We are both find it very comforting. Ten is a tricky age to be---the prospect of Growing Up is looming on the horizon, but in many ways you are still a child who wants to be little and loved and safe. It seems to me that re-reading the picture books of his childhood to my son is a way of saying that just because you are older, it doesn't mean you can't love the things you loved when you were little, and also a way of saying to him that even though he is much bigger now, I am still the same Mama that I was back in the day (more or less, and give or take). It has also struck me that many of the books on his shelves were about little kids facing change, like starting school or making new friends. The uncertainty of sixth grade in a new school with new kids is distressing, and I like to imagine he is being reassured, just as he was when he started kindergarten, especially since that worked out just fine (we read Wemberly Worried last night).
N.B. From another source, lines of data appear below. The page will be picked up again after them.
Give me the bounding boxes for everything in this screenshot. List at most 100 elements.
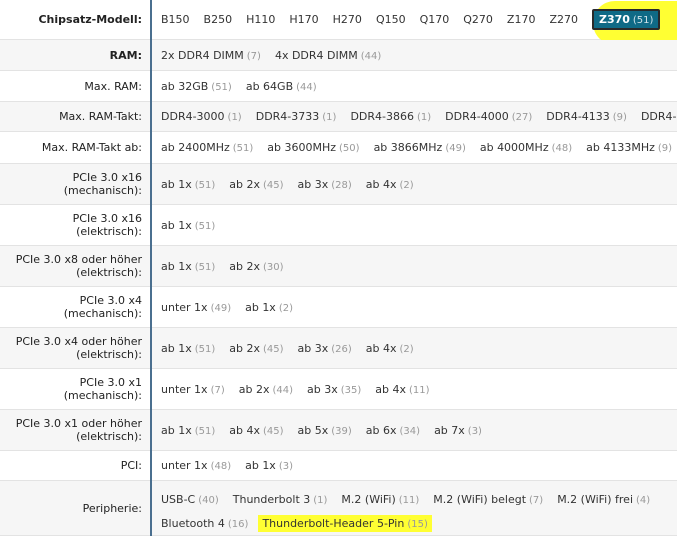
filter-option-unter-1x[interactable]: unter 1x (48) [161,459,231,472]
filter-option-h110[interactable]: H110 [246,13,275,26]
filter-option-ab-2x[interactable]: ab 2x (44) [239,383,293,396]
filter-option-ab-64gb[interactable]: ab 64GB (44) [246,80,317,93]
option-label: ab 32GB [161,79,209,93]
filter-option-m-2-wifi-belegt[interactable]: M.2 (WiFi) belegt (7) [433,493,543,506]
filter-option-ab-1x[interactable]: ab 1x (51) [161,342,215,355]
option-count: (51) [232,143,254,154]
filter-option-ab-1x[interactable]: ab 1x (3) [245,459,293,472]
filter-option-ddr4-3000[interactable]: DDR4-3000 (1) [161,110,242,123]
filter-option-2x-ddr4-dimm[interactable]: 2x DDR4 DIMM (7) [161,49,261,62]
filter-option-ab-3x[interactable]: ab 3x (26) [298,342,352,355]
filter-option-ab-3600mhz[interactable]: ab 3600MHz (50) [267,141,359,154]
filter-option-ab-1x[interactable]: ab 1x (51) [161,219,215,232]
option-label: ab 3x [297,177,329,191]
filter-label: PCIe 3.0 x1 oder höher (elektrisch): [0,410,148,450]
filter-option-4x-ddr4-dimm[interactable]: 4x DDR4 DIMM (44) [275,49,381,62]
filter-label: Max. RAM-Takt ab: [0,132,148,163]
option-count: (11) [398,494,420,506]
filter-label: RAM: [0,40,148,70]
filter-row-ram: RAM: 2x DDR4 DIMM (7) 4x DDR4 DIMM (44) [0,40,677,71]
filter-option-ab-1x[interactable]: ab 1x (2) [245,301,293,314]
option-label: ab 4x [375,382,406,396]
filter-option-ab-1x[interactable]: ab 1x (51) [161,178,215,191]
filter-label-text: PCIe 3.0 x8 oder höher [15,253,142,266]
filter-option-h270[interactable]: H270 [333,13,362,26]
option-count: (51) [211,81,232,93]
option-label: Thunderbolt-Header 5-Pin [262,516,405,530]
filter-option-ab-3x[interactable]: ab 3x (28) [298,178,352,191]
filter-option-ab-2x[interactable]: ab 2x (30) [229,260,283,273]
filter-option-ab-1x[interactable]: ab 1x (51) [161,260,215,273]
option-count: (2) [278,302,293,314]
option-count: (1) [313,494,328,506]
filter-option-bluetooth-4[interactable]: Bluetooth 4 (16) [161,517,248,530]
filter-option-ab-2x[interactable]: ab 2x (45) [229,342,283,355]
filter-option-z270[interactable]: Z270 [549,13,578,26]
option-label: Q170 [419,13,450,26]
filter-option-ab-4x[interactable]: ab 4x (2) [366,342,414,355]
option-label: unter 1x [161,300,208,314]
option-count: (27) [511,112,533,123]
option-label: ab 2x [229,177,260,191]
options-line: Bluetooth 4 (16) Thunderbolt-Header 5-Pin(… [161,511,677,535]
filter-option-thunderbolt-header-5-pin[interactable]: Thunderbolt-Header 5-Pin (15) [258,514,432,532]
filter-row-chipsatz-modell: Chipsatz-Modell: B150 B250 H110 H170 H270 Q150… [0,0,677,45]
filter-label-text: (elektrisch): [76,348,142,361]
filter-option-ddr4-4000[interactable]: DDR4-4000 (27) [445,110,532,123]
filter-option-ab-2x[interactable]: ab 2x (45) [229,178,283,191]
filter-option-thunderbolt-3[interactable]: Thunderbolt 3 (1) [233,493,328,506]
filter-option-ab-6x[interactable]: ab 6x (34) [366,424,420,437]
filter-option-m-2-wifi[interactable]: M.2 (WiFi) (11) [341,493,419,506]
filter-option-m-2-wifi-frei[interactable]: M.2 (WiFi) frei (4) [557,493,650,506]
filter-option-ab-4x[interactable]: ab 4x (45) [229,424,283,437]
filter-table: Chipsatz-Modell: B150 B250 H110 H170 H270 Q150… [0,0,677,536]
option-count: (51) [194,179,216,191]
filter-row-pcie-3-0-x1-oder-h-her-elektrisch: PCIe 3.0 x1 oder höher (elektrisch): ab 1x… [0,410,677,451]
filter-label-text: PCIe 3.0 x4 oder höher [15,335,142,348]
filter-row-pcie-3-0-x4-oder-h-her-elektrisch: PCIe 3.0 x4 oder höher (elektrisch): ab 1x… [0,328,677,369]
option-count: (49) [210,302,232,314]
filter-option-h170[interactable]: H170 [289,13,318,26]
filter-option-z370[interactable]: Z370 (51) [591,9,661,30]
filter-label-text: (elektrisch): [76,266,142,279]
filter-option-q170[interactable]: Q170 [420,13,450,26]
filter-option-ddr4-3866[interactable]: DDR4-3866 (1) [350,110,431,123]
filter-option-z170[interactable]: Z170 [507,13,536,26]
option-label: ab 5x [297,423,329,437]
filter-option-ab-7x[interactable]: ab 7x (3) [434,424,482,437]
filter-option-usb-c[interactable]: USB-C (40) [161,493,219,506]
filter-row-pci: PCI: unter 1x (48) ab 1x (3) [0,451,677,481]
filter-option-ddr4-4266[interactable]: DDR4-4266 [641,110,677,123]
filter-option-ab-1x[interactable]: ab 1x (51) [161,424,215,437]
filter-option-ab-4000mhz[interactable]: ab 4000MHz (48) [480,141,572,154]
filter-option-q270[interactable]: Q270 [463,13,493,26]
option-label: B250 [203,13,233,26]
option-count: (45) [263,425,284,437]
option-label: ab 1x [161,218,192,232]
option-label: ab 2x [238,382,270,396]
filter-option-ab-3x[interactable]: ab 3x (35) [307,383,361,396]
filter-options: ab 1x (51) [161,205,677,245]
filter-option-ab-2400mhz[interactable]: ab 2400MHz (51) [161,141,253,154]
option-count: (1) [227,112,242,123]
filter-option-ab-4x[interactable]: ab 4x (11) [375,383,429,396]
option-count: (51) [194,220,216,232]
option-label: unter 1x [161,459,208,472]
filter-option-ab-4x[interactable]: ab 4x (2) [366,178,414,191]
filter-label-text: Chipsatz-Modell: [38,13,142,26]
filter-option-unter-1x[interactable]: unter 1x (49) [161,301,231,314]
option-label: ab 1x [245,300,276,314]
option-label: Z170 [506,13,536,26]
option-label: ab 2400MHz [161,141,230,154]
filter-option-q150[interactable]: Q150 [376,13,406,26]
filter-option-b150[interactable]: B150 [161,13,190,26]
filter-option-ddr4-3733[interactable]: DDR4-3733 (1) [256,110,337,123]
filter-option-ab-32gb[interactable]: ab 32GB (51) [161,80,232,93]
filter-option-unter-1x[interactable]: unter 1x (7) [161,383,225,396]
filter-option-ab-4133mhz[interactable]: ab 4133MHz (9) [586,141,672,154]
filter-option-ab-5x[interactable]: ab 5x (39) [298,424,352,437]
filter-option-b250[interactable]: B250 [204,13,233,26]
filter-option-ab-3866mhz[interactable]: ab 3866MHz (49) [374,141,466,154]
option-count: (15) [407,518,428,530]
filter-option-ddr4-4133[interactable]: DDR4-4133 (9) [546,110,627,123]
It is also very nice indeed to read picture books to an older child for more intellectual reasons--you can have little chats about the fourth wall, artistic technique, how the words and the pictures are used together, and other little critical divertissements. Plus at a certain point I stopped bringing picture books into the home, and I have been enjoying reading them again so much I am thinking of getting fresh ones from the library (and this will also beautifully model the fact that grown-ups are allowed to like "childish" things, which is a soothing thought).
Though many of the books are now going to go up to the attic, or on to the library book sale, some he has made the decision to keep in his room (for now, at least). And I think that's one of the best parts of growing-up (if you are lucky enough to have had a happy childhood, of course, and the marketing surveys I conduct every so often seem to indicate that mine are) --the chance to look back at your past, and pick for yourself the memories that you want to keep, so that going forward you can still have a sense of love and warmth and safety.
(NB: I never ever ever read my kids Love You Forever. Just saying.)
So here's my ten year old's best loved picture book from his youth
: Archie and the Pirates, by Marc Rosenthall.
Here's the post I wrote about it, back when my son was six and the book arrived in our house. I myself still have two picture books from my own childhood--The Sun Shone on the Elephant, and I Had Trouble In Getting To Solla Sollew. (Both these books are about the failure of escapist fantasy to bring comfort, which disturbs me a tad...).